Americanah’s stories are a series of successes, the strongest one being that it seems the most sincere of all Adichie’s work. I wondered how Adichie would follow up her award-winning second novel, Half of A Yellow Sun, which is based on events around the Biafran war. Although she was born after the war, Adichie drew from the experiences of her grandparents and the stories of others for the novel. Americanah, however, is rooted in Adichie’s own experience, and this gives the novel a certain kind of easiness and charm. It is clear she had tons of fun writing it. Sometimes, though, the weight of Adichie’s experience seems too heavy for Ifemelu to carry through the pages of the book. It is almost impossible to separate the two women.
The characters in the book, particularly the women, are so well written that I could immediately identify my Kenyan versions of Aunty Uju, Ginika and Ifemelu’s mother – a personal favourite. The male characters are simply portrayed as pawns created to progress the story in their relevant ways.
My only criticism, other than the fact that it took too long to write, is that it didn’t need to be such a substantial text.
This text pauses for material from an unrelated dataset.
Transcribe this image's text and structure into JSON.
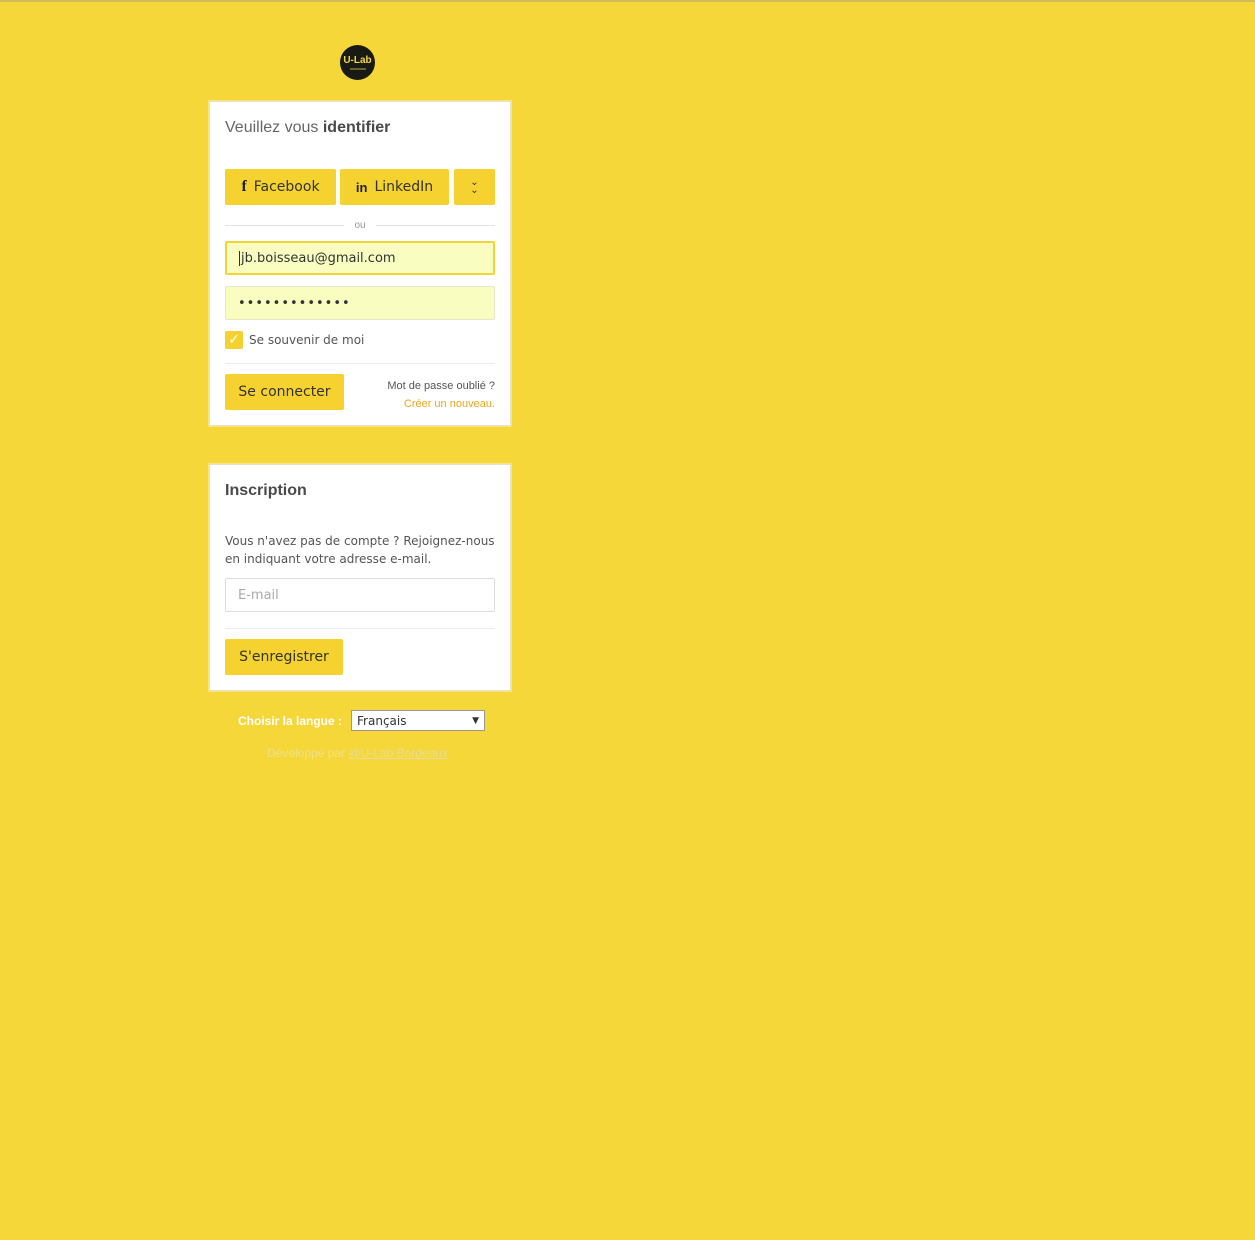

I am quite a fan of a good thick book but I found myself speeding through the first hundred or so pages, frustrated that the story I was promised had not yet started.
Four hundred and seventy-seven pages and three drafts of this review later, I am convinced that Adichie has managed to churn out a fantastic piece of work that addresses issues that are not only real in Nigeria and America, but will ring true to readers in South Africa who are often faced with questions of identity each time they are required to place themselves inside a certain box.